Contrary to petitioner's argument, however, the term of the present Twelfth Congress did
not terminate and expire upon the adjournment sine die of the regular session of both
Houses on June 11, 2004.
Section 15, Article VI of the Constitution cited by petitioner does not pertain to the term
of Congress, but to its regular annual legislative sessions and the mandatory 30-day
recess before the opening of its next regular session (subject to the power of the
President to call a special session at any time).
Section 4 of Article VIII provides that "[t]he term of office of the Senators shall be six
years and shall commence, unless otherwise provided by law, at noon on the thirtieth
day of June next following their election." Similarly, Section 7 provides that"[t]he
Members of the House of Representatives shall be elected for a term of three years.

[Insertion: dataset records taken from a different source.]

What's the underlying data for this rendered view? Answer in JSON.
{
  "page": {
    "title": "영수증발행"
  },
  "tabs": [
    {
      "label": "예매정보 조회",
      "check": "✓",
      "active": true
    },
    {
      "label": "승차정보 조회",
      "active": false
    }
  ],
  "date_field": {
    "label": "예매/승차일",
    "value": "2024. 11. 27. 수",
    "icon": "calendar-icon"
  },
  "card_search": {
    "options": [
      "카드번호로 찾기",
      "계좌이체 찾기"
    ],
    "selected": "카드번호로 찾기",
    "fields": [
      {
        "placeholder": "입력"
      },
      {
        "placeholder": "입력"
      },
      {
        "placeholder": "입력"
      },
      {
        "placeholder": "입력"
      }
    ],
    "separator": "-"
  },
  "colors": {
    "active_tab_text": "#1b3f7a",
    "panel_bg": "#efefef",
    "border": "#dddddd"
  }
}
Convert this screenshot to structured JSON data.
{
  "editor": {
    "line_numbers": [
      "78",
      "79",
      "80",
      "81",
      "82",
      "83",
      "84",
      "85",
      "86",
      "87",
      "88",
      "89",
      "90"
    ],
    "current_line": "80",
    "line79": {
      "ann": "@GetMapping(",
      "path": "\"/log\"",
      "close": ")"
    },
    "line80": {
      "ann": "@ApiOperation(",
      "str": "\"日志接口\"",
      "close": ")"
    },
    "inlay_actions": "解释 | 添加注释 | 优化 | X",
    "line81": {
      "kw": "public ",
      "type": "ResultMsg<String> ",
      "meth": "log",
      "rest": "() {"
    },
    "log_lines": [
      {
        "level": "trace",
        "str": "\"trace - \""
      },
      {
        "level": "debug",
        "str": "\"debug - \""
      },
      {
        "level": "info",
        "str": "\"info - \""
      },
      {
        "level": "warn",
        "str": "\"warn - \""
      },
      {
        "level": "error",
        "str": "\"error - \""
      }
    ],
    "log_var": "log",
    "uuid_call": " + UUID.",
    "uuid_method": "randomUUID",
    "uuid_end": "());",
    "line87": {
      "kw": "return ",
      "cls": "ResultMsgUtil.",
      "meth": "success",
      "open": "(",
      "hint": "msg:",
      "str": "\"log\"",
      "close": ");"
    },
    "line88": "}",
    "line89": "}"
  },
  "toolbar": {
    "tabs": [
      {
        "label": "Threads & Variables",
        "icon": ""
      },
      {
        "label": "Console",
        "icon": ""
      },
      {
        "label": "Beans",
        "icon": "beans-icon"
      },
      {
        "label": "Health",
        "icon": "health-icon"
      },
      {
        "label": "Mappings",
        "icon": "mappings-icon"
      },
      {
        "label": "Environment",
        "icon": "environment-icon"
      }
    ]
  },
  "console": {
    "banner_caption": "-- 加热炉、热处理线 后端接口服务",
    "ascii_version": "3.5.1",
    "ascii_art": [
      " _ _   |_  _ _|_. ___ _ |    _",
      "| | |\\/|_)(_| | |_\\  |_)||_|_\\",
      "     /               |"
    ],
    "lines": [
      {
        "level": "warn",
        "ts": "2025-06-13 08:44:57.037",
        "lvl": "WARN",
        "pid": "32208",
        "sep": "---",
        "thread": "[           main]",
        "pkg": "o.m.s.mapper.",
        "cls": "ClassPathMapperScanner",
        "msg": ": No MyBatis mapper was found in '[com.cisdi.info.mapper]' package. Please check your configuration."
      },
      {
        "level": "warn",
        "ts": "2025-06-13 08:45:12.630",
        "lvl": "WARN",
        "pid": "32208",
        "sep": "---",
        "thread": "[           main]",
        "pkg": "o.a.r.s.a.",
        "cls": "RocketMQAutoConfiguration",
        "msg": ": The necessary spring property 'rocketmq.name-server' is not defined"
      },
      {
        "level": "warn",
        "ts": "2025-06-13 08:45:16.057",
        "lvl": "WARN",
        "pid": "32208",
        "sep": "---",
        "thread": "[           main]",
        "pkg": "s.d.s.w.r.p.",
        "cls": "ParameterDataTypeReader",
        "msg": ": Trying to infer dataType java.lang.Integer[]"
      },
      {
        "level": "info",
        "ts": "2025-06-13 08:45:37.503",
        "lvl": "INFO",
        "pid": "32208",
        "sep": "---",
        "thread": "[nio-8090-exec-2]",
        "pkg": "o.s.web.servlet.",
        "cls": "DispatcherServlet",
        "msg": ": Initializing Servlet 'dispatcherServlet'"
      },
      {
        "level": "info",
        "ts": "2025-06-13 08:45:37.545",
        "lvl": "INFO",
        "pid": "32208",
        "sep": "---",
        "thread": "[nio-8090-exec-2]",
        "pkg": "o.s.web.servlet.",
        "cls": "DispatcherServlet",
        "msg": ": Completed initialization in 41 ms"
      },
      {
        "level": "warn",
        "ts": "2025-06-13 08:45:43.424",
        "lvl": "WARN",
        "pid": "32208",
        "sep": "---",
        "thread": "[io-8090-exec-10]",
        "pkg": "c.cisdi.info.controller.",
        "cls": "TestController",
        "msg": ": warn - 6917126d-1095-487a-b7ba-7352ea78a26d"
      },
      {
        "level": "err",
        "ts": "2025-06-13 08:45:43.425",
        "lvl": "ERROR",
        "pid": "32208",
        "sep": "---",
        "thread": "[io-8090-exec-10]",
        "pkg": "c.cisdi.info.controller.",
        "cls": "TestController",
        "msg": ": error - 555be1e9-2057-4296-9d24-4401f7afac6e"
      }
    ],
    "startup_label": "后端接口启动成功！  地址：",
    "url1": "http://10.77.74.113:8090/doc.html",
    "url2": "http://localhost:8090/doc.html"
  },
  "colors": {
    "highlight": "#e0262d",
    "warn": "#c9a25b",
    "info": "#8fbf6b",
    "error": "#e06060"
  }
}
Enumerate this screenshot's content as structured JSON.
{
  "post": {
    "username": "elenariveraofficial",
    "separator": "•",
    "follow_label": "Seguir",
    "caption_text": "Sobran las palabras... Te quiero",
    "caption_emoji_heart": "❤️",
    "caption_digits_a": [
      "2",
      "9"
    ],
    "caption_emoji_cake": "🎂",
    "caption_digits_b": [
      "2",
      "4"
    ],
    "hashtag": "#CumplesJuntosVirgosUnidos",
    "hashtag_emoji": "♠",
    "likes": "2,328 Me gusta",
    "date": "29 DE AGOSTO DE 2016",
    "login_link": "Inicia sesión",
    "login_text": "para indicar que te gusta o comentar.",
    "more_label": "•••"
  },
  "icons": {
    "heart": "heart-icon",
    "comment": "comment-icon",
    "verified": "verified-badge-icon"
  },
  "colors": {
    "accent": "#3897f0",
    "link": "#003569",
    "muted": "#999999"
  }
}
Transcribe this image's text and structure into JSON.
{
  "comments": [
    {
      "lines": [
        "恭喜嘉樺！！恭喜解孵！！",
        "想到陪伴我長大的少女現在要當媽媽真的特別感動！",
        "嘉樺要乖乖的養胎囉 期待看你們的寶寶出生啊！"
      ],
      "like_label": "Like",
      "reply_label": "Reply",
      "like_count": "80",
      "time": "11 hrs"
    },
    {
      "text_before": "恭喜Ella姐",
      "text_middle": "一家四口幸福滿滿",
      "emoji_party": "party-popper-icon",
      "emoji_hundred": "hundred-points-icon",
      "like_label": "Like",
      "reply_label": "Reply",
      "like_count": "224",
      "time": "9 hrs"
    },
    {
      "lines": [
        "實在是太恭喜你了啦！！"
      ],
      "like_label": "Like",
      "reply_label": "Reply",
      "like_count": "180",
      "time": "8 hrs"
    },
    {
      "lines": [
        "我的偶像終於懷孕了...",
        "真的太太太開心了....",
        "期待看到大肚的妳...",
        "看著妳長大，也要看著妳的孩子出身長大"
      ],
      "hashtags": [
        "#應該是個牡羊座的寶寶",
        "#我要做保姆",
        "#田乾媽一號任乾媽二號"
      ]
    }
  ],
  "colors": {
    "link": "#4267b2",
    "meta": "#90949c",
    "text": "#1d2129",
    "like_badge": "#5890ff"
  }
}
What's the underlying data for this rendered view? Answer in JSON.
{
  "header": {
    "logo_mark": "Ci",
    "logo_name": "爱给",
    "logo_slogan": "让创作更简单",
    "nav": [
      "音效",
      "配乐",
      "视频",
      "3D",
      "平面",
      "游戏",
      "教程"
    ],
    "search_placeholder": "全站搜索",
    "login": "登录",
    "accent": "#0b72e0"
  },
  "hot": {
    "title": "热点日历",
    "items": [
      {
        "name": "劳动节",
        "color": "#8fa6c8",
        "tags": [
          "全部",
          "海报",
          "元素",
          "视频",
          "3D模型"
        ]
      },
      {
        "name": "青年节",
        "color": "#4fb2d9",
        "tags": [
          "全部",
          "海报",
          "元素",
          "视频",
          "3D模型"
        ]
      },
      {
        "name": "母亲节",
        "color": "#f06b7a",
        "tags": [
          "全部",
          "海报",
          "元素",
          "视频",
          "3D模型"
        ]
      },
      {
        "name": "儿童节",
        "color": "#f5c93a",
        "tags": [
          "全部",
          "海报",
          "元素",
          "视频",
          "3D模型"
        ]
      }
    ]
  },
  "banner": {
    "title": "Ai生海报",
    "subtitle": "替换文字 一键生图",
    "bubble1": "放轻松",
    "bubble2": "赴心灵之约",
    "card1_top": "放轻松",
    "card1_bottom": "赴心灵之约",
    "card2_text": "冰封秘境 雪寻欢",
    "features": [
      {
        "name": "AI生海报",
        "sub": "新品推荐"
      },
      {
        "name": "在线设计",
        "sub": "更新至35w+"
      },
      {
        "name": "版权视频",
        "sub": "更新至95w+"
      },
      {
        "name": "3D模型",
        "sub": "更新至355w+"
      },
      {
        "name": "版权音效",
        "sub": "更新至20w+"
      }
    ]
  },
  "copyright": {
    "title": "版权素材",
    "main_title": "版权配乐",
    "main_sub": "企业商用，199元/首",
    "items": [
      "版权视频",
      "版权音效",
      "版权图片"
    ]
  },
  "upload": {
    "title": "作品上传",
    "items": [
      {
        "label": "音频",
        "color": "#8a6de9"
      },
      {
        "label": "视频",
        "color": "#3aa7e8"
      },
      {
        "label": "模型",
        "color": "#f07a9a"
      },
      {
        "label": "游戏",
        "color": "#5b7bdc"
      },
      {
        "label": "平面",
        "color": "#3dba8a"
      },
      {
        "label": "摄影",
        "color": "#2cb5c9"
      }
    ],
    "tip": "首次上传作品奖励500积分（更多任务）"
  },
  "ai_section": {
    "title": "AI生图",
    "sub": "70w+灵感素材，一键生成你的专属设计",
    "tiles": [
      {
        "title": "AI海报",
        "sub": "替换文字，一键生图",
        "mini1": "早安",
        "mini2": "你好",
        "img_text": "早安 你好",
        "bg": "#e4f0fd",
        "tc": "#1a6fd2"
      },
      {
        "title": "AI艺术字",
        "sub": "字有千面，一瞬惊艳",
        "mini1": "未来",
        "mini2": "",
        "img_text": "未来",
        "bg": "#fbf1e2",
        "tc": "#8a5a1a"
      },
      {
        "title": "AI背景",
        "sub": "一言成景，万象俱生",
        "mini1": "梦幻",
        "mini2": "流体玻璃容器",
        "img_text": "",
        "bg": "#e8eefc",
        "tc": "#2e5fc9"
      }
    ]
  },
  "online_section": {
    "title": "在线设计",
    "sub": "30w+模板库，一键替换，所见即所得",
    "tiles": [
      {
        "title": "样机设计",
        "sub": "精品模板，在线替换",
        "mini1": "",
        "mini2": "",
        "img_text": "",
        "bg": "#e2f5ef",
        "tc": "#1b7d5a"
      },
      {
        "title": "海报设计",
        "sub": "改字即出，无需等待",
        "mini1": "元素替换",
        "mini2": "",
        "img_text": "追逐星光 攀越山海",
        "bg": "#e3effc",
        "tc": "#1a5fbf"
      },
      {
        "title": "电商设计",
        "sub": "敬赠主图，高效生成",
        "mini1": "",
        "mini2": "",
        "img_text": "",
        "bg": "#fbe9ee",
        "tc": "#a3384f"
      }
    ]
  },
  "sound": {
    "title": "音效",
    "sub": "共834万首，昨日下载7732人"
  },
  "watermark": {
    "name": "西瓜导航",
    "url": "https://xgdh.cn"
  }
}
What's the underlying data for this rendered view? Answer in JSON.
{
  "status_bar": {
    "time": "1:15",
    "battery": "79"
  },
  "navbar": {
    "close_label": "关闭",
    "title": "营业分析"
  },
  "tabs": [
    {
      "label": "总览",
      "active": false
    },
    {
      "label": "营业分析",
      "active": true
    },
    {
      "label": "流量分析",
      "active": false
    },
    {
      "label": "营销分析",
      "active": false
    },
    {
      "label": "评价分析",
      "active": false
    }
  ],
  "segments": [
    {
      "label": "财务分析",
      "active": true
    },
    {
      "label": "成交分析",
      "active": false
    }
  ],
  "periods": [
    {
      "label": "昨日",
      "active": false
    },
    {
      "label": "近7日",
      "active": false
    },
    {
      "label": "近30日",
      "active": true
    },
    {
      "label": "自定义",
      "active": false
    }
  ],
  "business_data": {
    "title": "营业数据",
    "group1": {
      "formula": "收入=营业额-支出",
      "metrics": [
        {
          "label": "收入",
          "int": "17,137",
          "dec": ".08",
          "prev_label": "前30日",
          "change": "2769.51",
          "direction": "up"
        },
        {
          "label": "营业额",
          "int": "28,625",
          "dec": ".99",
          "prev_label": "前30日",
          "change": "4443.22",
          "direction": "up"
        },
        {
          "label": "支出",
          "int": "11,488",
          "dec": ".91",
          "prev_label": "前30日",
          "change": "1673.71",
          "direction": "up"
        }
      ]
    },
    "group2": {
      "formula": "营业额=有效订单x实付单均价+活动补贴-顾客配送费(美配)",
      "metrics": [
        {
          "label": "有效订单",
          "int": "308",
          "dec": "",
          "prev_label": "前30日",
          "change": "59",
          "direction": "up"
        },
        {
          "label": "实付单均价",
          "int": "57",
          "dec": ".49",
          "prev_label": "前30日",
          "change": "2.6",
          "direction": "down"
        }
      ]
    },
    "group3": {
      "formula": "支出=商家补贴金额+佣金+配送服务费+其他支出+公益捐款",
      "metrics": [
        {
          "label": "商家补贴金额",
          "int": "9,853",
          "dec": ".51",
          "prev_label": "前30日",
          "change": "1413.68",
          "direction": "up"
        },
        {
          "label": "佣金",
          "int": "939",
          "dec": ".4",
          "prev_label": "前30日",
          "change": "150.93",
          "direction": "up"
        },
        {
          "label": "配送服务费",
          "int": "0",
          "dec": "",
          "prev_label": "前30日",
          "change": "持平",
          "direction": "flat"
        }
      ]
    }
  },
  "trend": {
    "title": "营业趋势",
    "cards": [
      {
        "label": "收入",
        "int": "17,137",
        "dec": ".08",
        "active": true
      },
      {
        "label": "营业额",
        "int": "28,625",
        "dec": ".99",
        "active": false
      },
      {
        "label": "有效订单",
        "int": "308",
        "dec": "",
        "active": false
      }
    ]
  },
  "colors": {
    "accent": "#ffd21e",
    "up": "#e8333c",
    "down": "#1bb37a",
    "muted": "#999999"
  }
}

Consequently, there being no law tothe contrary, until June 30, 2004, the present

Twelfth Congress to which the present legislators belong cannot be said to have" passed
out of legal existence.
The legislative functions of the Twelfth Congress may have come to a close upon the
final adjournment of its regular sessions on June 11, 2004, but this does not affect its
non-legislative functions. In fact, the joint public session of both Houses of Congress
convened by express directive of Section 4, Article VII to canvass the votes for and
to proclaim the newly elected President and VP has not, and cannot, adjourn sine die
until it has accomplished its constitutionally mandated tasks. For only when a board of
canvassers has completed its functions is it rendered functus officio. Its membership
may change, but it retains its authority as a board until it has accomplished its purposes.
Since the Twelfth Congress has not yet completed its non-legislative duty to canvass the
votes and proclaim the duly elected President and VP, its existence as the National
Board of Canvassers, as well as that of the Joint Committee to which it referred the
preliminary tasks of authenticating and canvassing the certificates of canvass, has not
become functus officio.
VII.

DISPOSITIVE PORTION
WHEREFORE, the instant Petition is hereby DISMISSED.